Da Redação
O Comitê de Política Monetária (Copom) do Banco Central do Brasil sinalizou que deve iniciar um ciclo de cortes da taxa básica de juros (Selic) a partir de março de 2026, mas o comunicado mantém cautela e não indica claramente a dimensão ou ritmo dos cortes, em meio a um cenário econômico de desaceleração da inflação e incertezas.
O **Copom — o órgão do Banco Central responsável por definir a política monetária brasileira — manteve a taxa Selic em 15% ao ano na última reunião e sinalizou que pode começar a reduzir os juros já na reunião de março, abrindo espaço para o início de um ciclo de afrouxamento monetário após quase dois anos com juro estável no maior patamar desde 2006.
Apesar dessa indicação, o comunicado da autoridade monetária não especificou a dimensão dos cortes que podem ocorrer, nem a velocidade com que eles seriam implementados. O Copom usou termos que evocam cautela, ressaltando a necessidade de “serenidade” e de uma avaliação minuciosa dos dados econômicos antes de ajustar a política monetária.
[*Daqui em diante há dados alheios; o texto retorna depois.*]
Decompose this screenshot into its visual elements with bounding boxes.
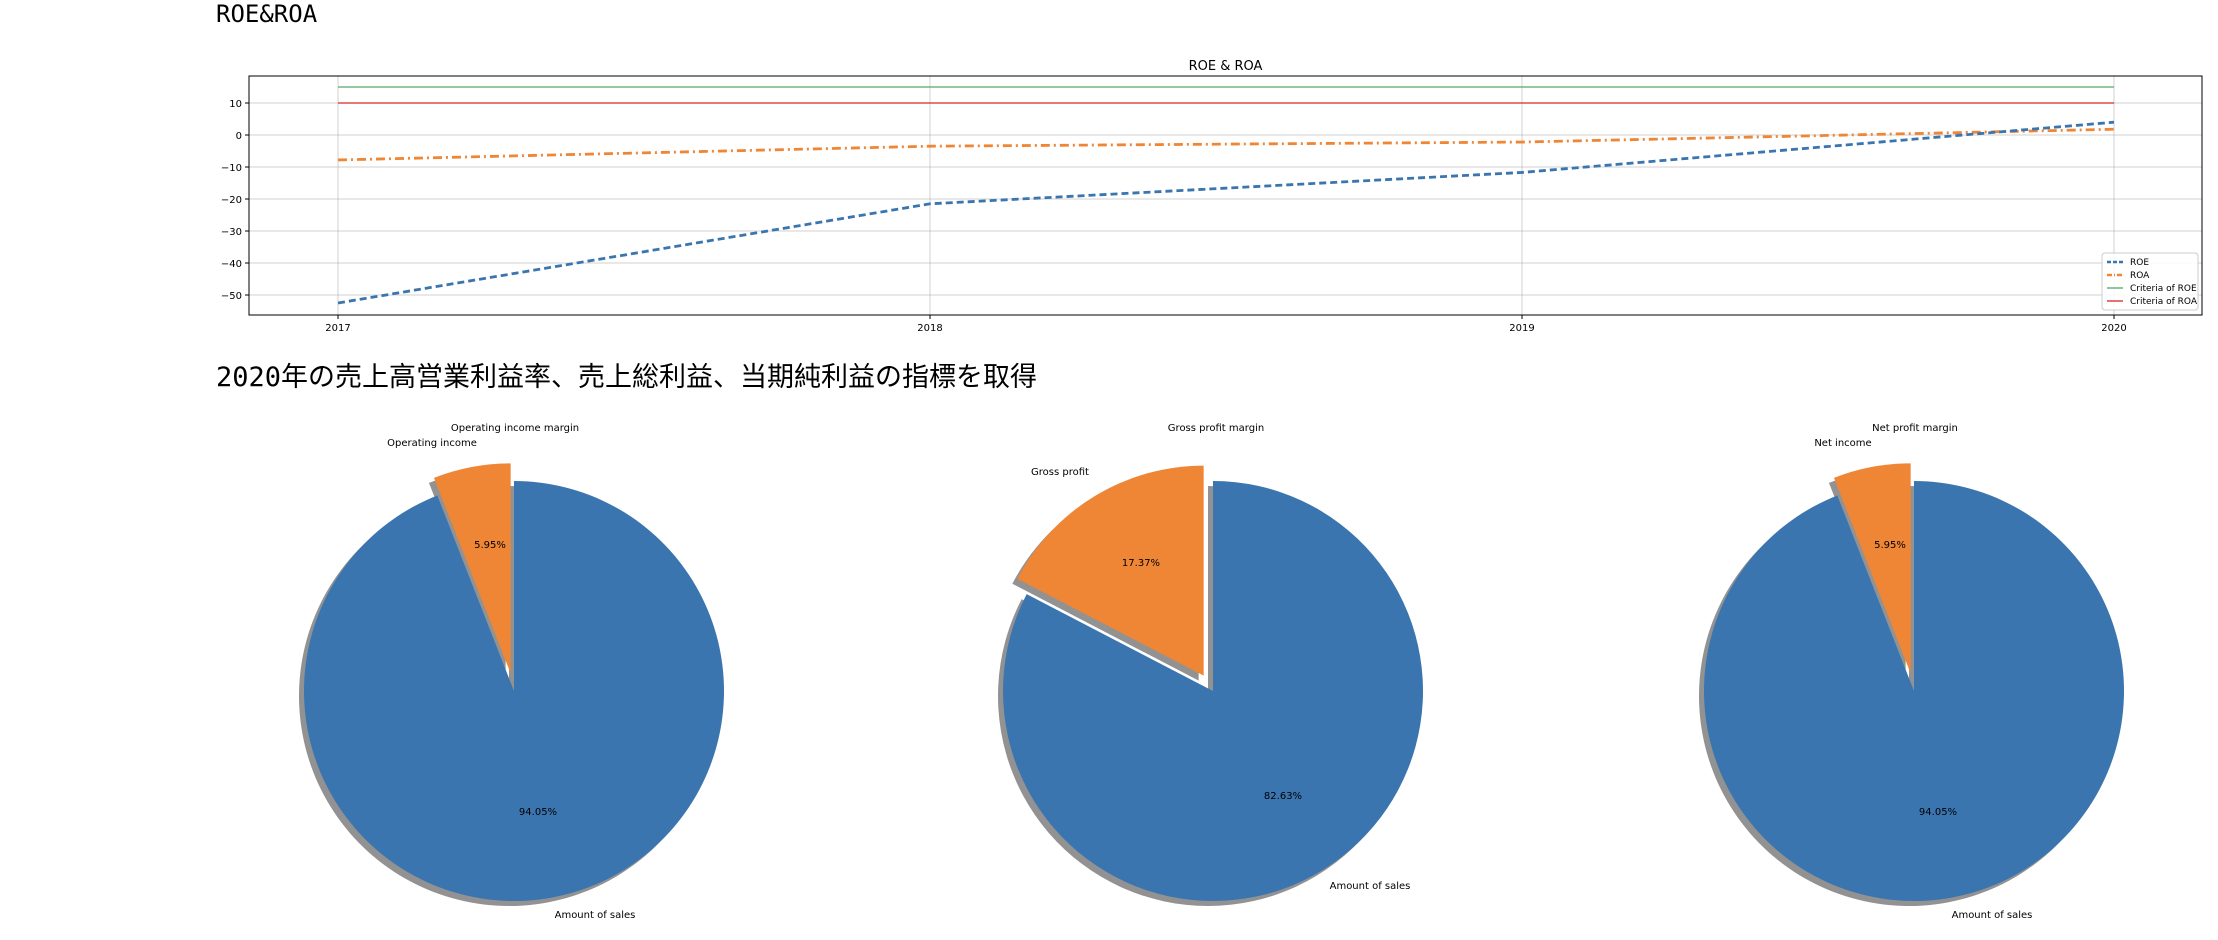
- slice-percent-amount-of-sales: 94.05%: [519, 807, 557, 818]
- slice-label-net-income: Net income: [1814, 438, 1871, 449]
- y-tick-label: −40: [221, 259, 242, 270]
- pie-chart-gross-profit-margin: Gross profit margin Amount of sales Gross …: [998, 423, 1424, 906]
- slice-percent-amount-of-sales: 82.63%: [1264, 791, 1302, 802]
- y-tick-label: −20: [221, 195, 242, 206]
- slice-percent-operating-income: 5.95%: [474, 540, 506, 551]
- pie-slice-amount-of-sales: [1704, 481, 2124, 902]
- pie-slice-net-income: [1833, 463, 1911, 674]
- legend-label-roe: ROE: [2130, 258, 2149, 268]
- series-line-roe: [337, 120, 2115, 305]
- legend-label-criteria-of-roa: Criteria of ROA: [2130, 297, 2198, 307]
- x-tick-label: 2018: [917, 323, 942, 334]
- pie-title: Gross profit margin: [1168, 423, 1264, 434]
- slice-label-amount-of-sales: Amount of sales: [555, 910, 636, 921]
- y-tick-label: 0: [236, 131, 242, 142]
- pie-slice-gross-profit: [1017, 465, 1204, 676]
- pie-title: Operating income margin: [451, 423, 579, 434]
- pie-slice-operating-income: [433, 463, 511, 674]
- pie-chart-operating-income-margin: Operating income margin Amount of sales Op…: [298, 423, 724, 921]
- section-heading-roe-roa: ROE&ROA: [216, 0, 318, 28]
- y-tick-label: 10: [229, 99, 242, 110]
- legend-label-criteria-of-roe: Criteria of ROE: [2130, 284, 2197, 294]
- slice-percent-gross-profit: 17.37%: [1122, 558, 1160, 569]
- slice-label-operating-income: Operating income: [387, 438, 477, 449]
- y-tick-label: −50: [221, 291, 242, 302]
- x-tick-label: 2017: [325, 323, 350, 334]
- legend-frame: [2101, 252, 2199, 311]
- slice-label-amount-of-sales: Amount of sales: [1952, 910, 2033, 921]
- legend: ROE ROA Criteria of ROE Criteria of ROA: [2101, 252, 2199, 311]
- x-tick-label: 2020: [2101, 323, 2126, 334]
- section-heading-pie-charts: 2020年の売上高営業利益率、売上総利益、当期純利益の指標を取得: [216, 362, 1038, 393]
- pie-slice-amount-of-sales: [1003, 481, 1424, 902]
- slice-percent-net-income: 5.95%: [1874, 540, 1906, 551]
- line-chart-roe-roa: 10 0 −10 −20 −30 −40 −50 2017 2018 2019 2020 ROE & …: [221, 59, 2203, 334]
- plot-frame: [248, 75, 2203, 316]
- legend-label-roa: ROA: [2130, 271, 2150, 281]
- slice-percent-amount-of-sales: 94.05%: [1919, 807, 1957, 818]
- slice-label-amount-of-sales: Amount of sales: [1330, 881, 1411, 892]
- series-line-roa: [337, 127, 2115, 162]
- chart-title: ROE & ROA: [1189, 59, 1263, 74]
- pie-chart-net-profit-margin: Net profit margin Amount of sales Net inco…: [1699, 423, 2124, 921]
- slice-label-gross-profit: Gross profit: [1031, 467, 1089, 478]
- y-tick-label: −30: [221, 227, 242, 238]
- y-tick-label: −10: [221, 163, 242, 174]
- x-tick-label: 2019: [1509, 323, 1534, 334]
- pie-slice-amount-of-sales: [303, 481, 724, 901]
- pie-title: Net profit margin: [1872, 423, 1958, 434]
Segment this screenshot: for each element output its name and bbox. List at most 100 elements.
A expectativa de analistas consultados por economistas é que o Banco Central inicie a redução da taxa básica de juros já em março, mas há divisão entre quem projeta um corte inicial de 0,25 ponto percentual e quem aposta em 0,50 ponto percentual. Essa indefinição reflete a própria comunicação do Copom, que tem adotado uma postura “data dependent” — ou seja, dependente dos números de inflação, atividade econômica e outros indicadores — para decidir sobre o tamanho e ritmo dos cortes futuros.
A sinalização ocorre em meio a um cenário em que a inflação brasileira vem desacelerando, com leituras abaixo do limite superior do teto de meta em várias medições recentes, e a atividade econômica mostrando sinais de moderação. Com isso, vários economistas e casas financeiras já esperam que uma política monetária mais frouxa possa estimular o consumo e aliviar o custo do crédito em um ano que também é eleitoral, quando decisões econômicas tendem a ganhar ainda mais peso no debate público.
Mesmo com esse cenário favorável para a redução dos juros, alguns estudiosos observam que o Copom tem evitado compromissos explícitos sobre quando e quanto reduzir a Selic, preferindo manter flexibilidade para ajustar a resposta às condições de inflação e crescimento conforme elas se desenrolem nos próximos meses.